I typically use GPT-4 when doing GPT-based evaluations of RAG answer quality. I have recently started experimenting with using GPT-4o as an evaluator, but the results seem inferior.
For example, here is an evaluation run of 200 questions for a GPT-based metrics that we call “groundedness” and “relevance”:
For each metric, the GPT must give it a score from 1-5, with 5 being the best.
For groundedness, GPT-4 averaged 4.98 while GPT-4o averaged 4.86.
For relevance, GPT-4o averaged 4.94 while GPT-4o averaged 4.57.
I did a spot check of the answers, and I tended to agree with GPT-4 more than GPT-4o.
You can see the groundedness prompt here:
And the relevance prompt here:
I’d love to hear other folks experience with using GPT-4o for GPT-based evaluations. Thanks!
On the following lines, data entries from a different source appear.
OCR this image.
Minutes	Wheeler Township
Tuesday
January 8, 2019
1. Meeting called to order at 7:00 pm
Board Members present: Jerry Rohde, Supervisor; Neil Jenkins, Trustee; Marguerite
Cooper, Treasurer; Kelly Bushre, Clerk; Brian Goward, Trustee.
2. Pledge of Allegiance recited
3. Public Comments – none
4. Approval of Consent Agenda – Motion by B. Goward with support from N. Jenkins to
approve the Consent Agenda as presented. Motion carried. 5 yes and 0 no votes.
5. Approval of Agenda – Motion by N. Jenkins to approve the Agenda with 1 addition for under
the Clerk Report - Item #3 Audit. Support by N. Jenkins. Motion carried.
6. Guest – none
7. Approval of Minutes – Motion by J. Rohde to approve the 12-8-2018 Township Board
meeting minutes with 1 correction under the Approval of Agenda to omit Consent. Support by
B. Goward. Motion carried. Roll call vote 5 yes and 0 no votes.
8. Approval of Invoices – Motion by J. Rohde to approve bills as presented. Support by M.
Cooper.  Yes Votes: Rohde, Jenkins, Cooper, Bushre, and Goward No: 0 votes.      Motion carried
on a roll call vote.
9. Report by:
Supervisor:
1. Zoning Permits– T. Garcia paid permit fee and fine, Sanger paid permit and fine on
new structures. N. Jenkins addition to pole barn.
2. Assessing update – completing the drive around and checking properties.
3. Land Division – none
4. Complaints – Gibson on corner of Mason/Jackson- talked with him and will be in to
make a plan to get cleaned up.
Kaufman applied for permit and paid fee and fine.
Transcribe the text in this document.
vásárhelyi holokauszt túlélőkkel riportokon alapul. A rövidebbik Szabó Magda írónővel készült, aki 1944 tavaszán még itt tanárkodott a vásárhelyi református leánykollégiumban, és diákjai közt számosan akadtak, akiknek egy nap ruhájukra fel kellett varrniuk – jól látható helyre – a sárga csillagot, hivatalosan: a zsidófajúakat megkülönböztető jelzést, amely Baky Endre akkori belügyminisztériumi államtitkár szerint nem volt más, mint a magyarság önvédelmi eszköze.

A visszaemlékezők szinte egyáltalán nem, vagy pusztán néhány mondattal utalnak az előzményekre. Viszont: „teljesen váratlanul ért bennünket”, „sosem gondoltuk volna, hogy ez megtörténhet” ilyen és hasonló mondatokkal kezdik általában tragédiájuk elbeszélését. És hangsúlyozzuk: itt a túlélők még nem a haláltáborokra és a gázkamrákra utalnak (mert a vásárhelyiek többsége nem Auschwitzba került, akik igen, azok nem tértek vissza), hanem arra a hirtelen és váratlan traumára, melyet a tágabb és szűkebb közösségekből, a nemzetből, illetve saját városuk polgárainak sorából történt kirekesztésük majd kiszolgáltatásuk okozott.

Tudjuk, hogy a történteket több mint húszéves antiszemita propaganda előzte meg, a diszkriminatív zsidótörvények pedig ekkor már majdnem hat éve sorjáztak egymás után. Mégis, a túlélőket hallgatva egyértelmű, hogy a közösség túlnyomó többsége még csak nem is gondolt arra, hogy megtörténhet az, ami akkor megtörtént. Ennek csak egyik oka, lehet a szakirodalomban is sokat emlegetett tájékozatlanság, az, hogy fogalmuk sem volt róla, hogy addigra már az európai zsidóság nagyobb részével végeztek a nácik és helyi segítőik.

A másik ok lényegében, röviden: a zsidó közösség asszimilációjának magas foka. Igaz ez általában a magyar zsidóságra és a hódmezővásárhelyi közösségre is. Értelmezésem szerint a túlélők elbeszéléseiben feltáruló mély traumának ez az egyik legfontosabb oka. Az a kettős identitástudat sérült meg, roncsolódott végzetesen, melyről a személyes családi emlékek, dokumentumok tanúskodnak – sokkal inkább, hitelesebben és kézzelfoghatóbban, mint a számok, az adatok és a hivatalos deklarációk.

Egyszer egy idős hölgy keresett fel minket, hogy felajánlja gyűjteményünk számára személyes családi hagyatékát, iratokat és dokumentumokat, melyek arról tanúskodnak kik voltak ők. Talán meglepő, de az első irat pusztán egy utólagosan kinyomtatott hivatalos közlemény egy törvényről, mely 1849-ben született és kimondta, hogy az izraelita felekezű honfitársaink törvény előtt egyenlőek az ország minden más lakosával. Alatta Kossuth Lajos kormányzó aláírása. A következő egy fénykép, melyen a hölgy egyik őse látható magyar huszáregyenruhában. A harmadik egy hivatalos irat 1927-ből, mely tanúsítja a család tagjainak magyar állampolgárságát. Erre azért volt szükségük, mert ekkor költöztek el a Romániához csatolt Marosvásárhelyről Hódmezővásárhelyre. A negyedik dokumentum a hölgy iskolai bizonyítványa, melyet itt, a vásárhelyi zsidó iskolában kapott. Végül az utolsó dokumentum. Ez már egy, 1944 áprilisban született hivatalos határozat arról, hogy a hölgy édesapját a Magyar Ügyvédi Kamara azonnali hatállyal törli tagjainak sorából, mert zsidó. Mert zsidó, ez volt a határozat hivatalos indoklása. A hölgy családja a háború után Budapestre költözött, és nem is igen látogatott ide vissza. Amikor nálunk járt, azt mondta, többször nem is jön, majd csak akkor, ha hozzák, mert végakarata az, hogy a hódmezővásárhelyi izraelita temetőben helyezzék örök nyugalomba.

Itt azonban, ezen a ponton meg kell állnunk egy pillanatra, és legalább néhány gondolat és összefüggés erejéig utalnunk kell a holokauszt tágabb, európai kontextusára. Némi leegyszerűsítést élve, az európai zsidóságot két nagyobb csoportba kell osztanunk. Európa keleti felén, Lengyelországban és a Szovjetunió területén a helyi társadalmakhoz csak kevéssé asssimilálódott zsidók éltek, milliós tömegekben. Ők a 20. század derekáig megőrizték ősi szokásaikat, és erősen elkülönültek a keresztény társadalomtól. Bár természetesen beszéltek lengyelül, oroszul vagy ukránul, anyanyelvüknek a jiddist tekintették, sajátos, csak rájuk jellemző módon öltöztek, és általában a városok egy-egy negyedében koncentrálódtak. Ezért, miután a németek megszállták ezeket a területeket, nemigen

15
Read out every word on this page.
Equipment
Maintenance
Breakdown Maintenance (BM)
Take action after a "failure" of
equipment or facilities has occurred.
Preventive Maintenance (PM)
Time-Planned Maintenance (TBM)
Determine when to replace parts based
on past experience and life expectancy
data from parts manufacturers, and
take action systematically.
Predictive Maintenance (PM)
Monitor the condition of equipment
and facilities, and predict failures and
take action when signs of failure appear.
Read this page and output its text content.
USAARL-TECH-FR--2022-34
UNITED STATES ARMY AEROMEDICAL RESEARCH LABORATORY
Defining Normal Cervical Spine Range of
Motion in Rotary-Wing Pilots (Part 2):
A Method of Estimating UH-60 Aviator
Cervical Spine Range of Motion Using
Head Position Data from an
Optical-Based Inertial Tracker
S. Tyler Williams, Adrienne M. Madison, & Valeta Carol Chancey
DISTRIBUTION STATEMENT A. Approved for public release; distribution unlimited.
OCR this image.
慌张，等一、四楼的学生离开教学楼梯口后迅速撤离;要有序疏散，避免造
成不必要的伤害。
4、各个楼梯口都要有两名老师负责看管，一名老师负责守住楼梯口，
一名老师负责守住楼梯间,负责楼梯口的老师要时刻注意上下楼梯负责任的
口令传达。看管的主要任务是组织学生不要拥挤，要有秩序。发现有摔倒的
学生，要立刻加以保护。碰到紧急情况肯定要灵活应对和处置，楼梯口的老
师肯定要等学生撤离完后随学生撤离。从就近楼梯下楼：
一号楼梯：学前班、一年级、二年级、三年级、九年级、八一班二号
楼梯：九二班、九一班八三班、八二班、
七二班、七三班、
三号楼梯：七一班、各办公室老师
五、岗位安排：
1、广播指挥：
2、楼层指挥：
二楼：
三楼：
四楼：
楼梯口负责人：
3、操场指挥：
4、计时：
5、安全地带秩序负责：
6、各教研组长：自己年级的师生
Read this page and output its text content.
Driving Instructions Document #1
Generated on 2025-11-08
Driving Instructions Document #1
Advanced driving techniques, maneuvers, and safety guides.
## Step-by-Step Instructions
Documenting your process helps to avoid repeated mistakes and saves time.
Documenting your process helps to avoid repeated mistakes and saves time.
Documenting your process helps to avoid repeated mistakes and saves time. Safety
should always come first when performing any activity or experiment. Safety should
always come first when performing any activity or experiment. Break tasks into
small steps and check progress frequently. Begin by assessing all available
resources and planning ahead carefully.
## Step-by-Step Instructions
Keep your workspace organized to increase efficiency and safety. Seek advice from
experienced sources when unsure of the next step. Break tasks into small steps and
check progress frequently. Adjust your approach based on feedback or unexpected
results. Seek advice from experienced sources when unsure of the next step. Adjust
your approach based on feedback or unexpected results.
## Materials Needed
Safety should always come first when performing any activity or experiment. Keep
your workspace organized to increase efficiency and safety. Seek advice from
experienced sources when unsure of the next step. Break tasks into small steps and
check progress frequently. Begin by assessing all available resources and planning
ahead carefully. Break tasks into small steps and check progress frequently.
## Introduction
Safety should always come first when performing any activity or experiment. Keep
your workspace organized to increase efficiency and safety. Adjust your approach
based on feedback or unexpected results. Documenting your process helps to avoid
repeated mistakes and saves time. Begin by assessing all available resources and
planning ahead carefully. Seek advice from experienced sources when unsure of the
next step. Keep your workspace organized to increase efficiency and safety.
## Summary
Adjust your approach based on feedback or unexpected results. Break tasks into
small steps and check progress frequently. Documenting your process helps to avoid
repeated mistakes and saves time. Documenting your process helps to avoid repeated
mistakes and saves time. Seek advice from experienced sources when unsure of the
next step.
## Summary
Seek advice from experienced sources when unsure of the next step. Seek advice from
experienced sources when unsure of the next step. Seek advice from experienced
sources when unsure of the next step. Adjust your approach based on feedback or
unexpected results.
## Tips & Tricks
Good first post! Hope you stick around. We’ve got a lot of gems scattered about. We try to keep up with tagging and categorizing everything correctly, but with a forum this size, it’s quite the task!
Again, good to have you with us. And thanks for breaking out code on first post!
It would be nice to view how much longer did gpt-4 take compared to gpt-4o. If I recall correctly, gpt-4o is a quantization of gpt-4-turbo. But I could be wrong about this!
I’ve posted a comment on a topic comparing both models. The chart I provided was published by OpenAI on github, if I recall correctly, it was the simple-eval repository.